APOL1 Improves Risk Prediction in African American Deceased Donors

A revised Kidney Donor Risk Index (KDRI) incorporating APOL1 genotype rather than race improves prediction of allograft survival of kidneys from African American deceased donors, reports a study in American Journal of Transplantation.

The study included data on 622 African American deceased kidney donors from three southern US centers. The researchers used a series of models to analyze the impact of a revised KDRI substituting APOL1 genotype for race.

For all donors, mean current KDRI was 1.4930. With the revised KDRI, the risk score decreased to 1.2518 for 529 donors with no or one APOL1 risk variant, but increased to 1.8527 for 93 donors with two risk variants. Posttransplant survival prediction errors were comparable for the original and revised equations. However, there was a 37-percentage point spread in the Kidney Donor Profile Index score, based on the presence or absence of two APOL1 risk variants.

Time to allograft failure is shorter in kidneys from African American deceased donors with two APOL1 risk variants. The new analysis suggests that using APOL1 genotype instead of race as a risk factor in the KDRI might give a better prediction of the risks associated with transplanting organs from these donors.

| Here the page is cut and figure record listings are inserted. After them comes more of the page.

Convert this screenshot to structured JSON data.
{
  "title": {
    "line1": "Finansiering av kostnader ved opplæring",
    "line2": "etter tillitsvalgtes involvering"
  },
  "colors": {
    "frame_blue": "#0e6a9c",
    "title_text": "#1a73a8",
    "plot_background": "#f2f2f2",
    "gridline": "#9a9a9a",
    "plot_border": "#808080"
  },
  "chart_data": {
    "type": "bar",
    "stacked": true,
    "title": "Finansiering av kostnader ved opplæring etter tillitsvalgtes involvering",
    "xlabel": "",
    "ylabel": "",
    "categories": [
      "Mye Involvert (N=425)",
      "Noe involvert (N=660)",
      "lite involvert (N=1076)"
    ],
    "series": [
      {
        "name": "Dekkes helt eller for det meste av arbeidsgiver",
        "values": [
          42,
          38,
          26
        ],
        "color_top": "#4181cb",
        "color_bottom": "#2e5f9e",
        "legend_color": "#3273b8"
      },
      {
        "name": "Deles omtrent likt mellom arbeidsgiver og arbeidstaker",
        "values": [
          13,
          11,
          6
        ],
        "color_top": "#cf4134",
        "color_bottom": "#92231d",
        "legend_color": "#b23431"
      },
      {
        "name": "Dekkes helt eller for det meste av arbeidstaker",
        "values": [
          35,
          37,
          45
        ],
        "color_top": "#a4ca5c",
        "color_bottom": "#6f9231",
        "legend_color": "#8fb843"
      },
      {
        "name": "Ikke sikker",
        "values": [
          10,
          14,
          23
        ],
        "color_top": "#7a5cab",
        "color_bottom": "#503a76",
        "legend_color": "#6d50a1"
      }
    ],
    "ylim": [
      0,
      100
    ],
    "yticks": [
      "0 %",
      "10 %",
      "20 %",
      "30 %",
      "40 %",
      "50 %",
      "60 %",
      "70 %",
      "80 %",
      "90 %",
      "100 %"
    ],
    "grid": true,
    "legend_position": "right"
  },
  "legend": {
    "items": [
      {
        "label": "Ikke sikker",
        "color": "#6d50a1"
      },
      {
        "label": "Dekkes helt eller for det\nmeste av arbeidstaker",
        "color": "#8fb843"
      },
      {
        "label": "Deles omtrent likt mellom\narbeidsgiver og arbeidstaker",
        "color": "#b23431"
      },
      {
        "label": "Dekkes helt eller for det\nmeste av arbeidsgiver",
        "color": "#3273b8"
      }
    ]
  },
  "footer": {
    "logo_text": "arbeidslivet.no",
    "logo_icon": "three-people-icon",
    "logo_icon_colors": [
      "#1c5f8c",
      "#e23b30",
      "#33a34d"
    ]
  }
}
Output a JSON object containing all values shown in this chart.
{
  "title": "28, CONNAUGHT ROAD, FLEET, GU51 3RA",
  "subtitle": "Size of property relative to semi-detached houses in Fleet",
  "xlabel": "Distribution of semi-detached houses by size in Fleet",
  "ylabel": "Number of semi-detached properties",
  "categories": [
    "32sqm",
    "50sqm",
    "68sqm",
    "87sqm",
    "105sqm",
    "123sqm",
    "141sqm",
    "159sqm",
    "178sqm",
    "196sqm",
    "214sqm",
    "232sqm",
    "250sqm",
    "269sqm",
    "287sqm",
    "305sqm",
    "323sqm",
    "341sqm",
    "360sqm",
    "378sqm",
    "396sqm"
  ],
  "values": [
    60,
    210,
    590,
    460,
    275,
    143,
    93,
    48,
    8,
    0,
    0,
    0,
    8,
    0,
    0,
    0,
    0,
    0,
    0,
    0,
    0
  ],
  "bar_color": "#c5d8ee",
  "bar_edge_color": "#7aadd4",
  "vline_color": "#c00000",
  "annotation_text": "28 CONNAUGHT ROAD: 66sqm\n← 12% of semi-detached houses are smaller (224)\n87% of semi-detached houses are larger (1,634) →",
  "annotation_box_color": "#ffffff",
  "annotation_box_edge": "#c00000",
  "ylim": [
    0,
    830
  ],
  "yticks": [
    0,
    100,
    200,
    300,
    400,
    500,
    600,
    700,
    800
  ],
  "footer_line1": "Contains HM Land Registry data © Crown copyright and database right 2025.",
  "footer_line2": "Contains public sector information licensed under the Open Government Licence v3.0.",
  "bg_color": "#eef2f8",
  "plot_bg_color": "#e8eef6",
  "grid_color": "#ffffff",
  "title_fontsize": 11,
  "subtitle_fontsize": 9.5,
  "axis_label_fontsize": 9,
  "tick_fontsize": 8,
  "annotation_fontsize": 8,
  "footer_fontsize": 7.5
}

The revised model using APOL1 genotype improves KDRI score for 85% to 90% of kidneys from African American deceased donors. While emphasizing the need for further research, the authors discuss the implications for improving the link between the quality of donor organs and the need of the recipient [Julian BA, et al. Effect of replacing risk with apolipoprotein L1 genotype in calculation of Kidney Donor Risk Index. Am J Transpl 2017; 17:1540–1548].